# Constructing Archival Geospatial Datasets to Link Historical Structural Racism to Cognitive & Functional Decline

**Authors:** Richard Sadler, Danielle Beatty Moody, Ayla Novruz, Allie Akmal, Rachel Davis, Graham Mooney, Kevin Henry, Robert Belli

PMC · DOI: 10.1093/geroni/igaf122.950 · Innovation in Aging · 2025-12-31

## TL;DR

This paper describes creating geospatial datasets to study how historical structural racism affects cognitive and functional decline in aging adults.

## Contribution

The novel contribution is the detailed methodology for constructing archival datasets linking historical structural racism to health outcomes.

## Key findings

- The paper outlines processes for collecting built environment data from archives to study structural racism's impact.
- Residential histories are collected to assign age- and period-specific environmental exposures in a longitudinal cohort.
- The approach allows for spatial-temporal analysis of how historical policies affect cognitive decline.

## Abstract

More accurately measuring lifecourse environmental exposures requires working with data not readily available from digitized sources. Here we detail the processes for scouring city archives to uncover aspects of structural racism in the built environment.
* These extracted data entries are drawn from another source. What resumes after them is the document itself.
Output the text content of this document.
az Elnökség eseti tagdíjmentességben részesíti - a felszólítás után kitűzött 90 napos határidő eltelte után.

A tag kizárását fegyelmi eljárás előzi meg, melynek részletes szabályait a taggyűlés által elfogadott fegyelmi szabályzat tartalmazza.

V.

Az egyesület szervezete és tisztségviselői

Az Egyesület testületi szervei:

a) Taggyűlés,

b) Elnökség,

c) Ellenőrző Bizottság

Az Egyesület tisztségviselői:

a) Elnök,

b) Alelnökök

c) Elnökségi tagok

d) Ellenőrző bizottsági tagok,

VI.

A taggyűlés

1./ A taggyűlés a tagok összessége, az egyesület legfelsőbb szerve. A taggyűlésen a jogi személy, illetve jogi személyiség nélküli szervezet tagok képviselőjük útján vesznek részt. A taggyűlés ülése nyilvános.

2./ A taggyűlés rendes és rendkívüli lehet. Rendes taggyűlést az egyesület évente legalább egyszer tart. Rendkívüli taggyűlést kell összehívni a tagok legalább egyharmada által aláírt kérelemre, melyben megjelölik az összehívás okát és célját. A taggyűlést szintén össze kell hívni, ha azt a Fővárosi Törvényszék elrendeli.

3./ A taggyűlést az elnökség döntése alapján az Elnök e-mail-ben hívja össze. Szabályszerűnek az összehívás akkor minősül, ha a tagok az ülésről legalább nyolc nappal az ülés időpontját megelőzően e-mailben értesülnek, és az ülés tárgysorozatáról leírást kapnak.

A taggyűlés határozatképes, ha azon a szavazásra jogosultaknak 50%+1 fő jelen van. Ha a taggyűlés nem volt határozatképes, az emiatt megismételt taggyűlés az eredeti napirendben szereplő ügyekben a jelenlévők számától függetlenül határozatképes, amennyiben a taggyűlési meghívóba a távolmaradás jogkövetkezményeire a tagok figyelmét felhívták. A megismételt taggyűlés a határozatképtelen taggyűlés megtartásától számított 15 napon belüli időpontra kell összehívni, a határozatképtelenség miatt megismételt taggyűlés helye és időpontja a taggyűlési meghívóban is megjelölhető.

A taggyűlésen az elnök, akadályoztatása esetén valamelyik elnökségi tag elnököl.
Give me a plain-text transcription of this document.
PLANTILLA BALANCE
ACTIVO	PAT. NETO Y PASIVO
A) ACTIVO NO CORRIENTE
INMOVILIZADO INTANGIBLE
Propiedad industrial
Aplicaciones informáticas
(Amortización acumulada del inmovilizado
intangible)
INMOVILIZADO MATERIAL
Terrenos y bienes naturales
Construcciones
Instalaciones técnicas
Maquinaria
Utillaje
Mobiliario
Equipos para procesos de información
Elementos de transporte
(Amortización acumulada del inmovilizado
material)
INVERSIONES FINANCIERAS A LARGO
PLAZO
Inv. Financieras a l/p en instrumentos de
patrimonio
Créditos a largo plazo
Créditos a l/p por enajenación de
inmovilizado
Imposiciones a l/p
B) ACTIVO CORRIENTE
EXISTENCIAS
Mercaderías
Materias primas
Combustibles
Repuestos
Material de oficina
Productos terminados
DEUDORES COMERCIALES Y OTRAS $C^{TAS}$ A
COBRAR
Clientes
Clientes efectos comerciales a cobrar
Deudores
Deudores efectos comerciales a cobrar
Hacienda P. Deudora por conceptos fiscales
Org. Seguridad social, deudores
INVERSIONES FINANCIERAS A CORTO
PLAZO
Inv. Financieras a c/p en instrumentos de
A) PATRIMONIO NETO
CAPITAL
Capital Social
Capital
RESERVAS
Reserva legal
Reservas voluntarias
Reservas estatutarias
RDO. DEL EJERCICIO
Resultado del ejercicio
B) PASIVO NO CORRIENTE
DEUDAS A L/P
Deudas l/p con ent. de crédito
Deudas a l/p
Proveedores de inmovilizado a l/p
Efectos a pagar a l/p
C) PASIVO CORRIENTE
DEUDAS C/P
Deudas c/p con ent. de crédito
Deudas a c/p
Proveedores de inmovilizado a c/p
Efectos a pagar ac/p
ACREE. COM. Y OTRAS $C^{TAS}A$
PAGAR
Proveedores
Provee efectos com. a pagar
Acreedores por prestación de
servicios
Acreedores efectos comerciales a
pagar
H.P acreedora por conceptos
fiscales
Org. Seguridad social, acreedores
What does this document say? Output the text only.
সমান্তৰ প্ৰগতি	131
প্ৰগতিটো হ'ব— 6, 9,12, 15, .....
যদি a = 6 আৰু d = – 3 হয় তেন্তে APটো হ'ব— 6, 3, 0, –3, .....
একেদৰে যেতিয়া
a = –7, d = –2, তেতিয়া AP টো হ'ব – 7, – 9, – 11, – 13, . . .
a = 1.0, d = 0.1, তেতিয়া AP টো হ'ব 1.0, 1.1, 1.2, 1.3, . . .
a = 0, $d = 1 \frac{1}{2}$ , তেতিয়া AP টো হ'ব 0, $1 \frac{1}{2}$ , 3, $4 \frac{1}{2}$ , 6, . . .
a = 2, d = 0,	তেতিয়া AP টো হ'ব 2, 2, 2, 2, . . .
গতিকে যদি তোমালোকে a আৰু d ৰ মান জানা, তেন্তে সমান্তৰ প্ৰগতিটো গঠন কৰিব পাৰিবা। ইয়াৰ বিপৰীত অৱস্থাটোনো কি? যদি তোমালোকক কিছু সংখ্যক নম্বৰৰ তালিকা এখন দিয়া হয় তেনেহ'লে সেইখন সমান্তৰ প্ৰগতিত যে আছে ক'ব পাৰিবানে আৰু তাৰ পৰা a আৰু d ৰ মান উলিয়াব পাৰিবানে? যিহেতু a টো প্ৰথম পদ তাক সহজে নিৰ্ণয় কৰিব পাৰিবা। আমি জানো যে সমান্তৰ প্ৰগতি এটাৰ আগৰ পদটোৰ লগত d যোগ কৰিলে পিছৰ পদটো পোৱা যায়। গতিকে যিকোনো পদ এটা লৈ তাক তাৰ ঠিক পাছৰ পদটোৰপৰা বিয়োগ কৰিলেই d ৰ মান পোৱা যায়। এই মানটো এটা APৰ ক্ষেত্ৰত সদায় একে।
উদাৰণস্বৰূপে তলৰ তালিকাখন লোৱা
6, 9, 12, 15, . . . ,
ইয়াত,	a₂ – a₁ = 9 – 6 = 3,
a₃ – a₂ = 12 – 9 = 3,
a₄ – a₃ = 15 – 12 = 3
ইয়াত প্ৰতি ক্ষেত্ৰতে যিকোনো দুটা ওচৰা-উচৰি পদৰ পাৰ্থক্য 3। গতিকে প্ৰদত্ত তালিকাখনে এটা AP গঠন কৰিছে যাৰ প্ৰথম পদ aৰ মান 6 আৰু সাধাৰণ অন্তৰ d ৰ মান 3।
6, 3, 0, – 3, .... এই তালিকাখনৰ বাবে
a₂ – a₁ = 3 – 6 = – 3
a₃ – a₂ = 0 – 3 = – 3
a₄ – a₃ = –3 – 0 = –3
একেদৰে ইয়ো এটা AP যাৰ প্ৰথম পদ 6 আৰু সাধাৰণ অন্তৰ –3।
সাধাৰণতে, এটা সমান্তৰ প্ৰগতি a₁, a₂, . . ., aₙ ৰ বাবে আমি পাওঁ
In our initial non-human subjects work in Baltimore, we have built datasets on the built environment and prepared methods to collect residential histories, which together allow us to study impacts of residential exposures across the lifecourse for this longitudinal cohort of aging adults. We discuss the iterative process of archive visits—working with team members who are experts in this field—to obtain the full complement of features in the built environment driven by structurally racist policies (i.e. redlining, blockbusting, restrictive covenants, urban renewal, freeway construction, predatory lending). We then discuss how residential histories are collected from our cohort, giving us lifecourse perspectives on where individuals have lived. These allow for the assignment of age- and period-specific exposures (e.g. one might expect developmental exposure to proximal neighborhood change to be more impactful than adult exposure to stable neighborhoods). These environmental data will eventually be spatially and temporally joined to our health data in GIS software, and multilevel models will allow us to examine what features of the environment and durations of exposure matter most to cognitive decline. Such data allow us to move ‘beyond redlining’ and other simplistic methods to consider more complex exposure frameworks.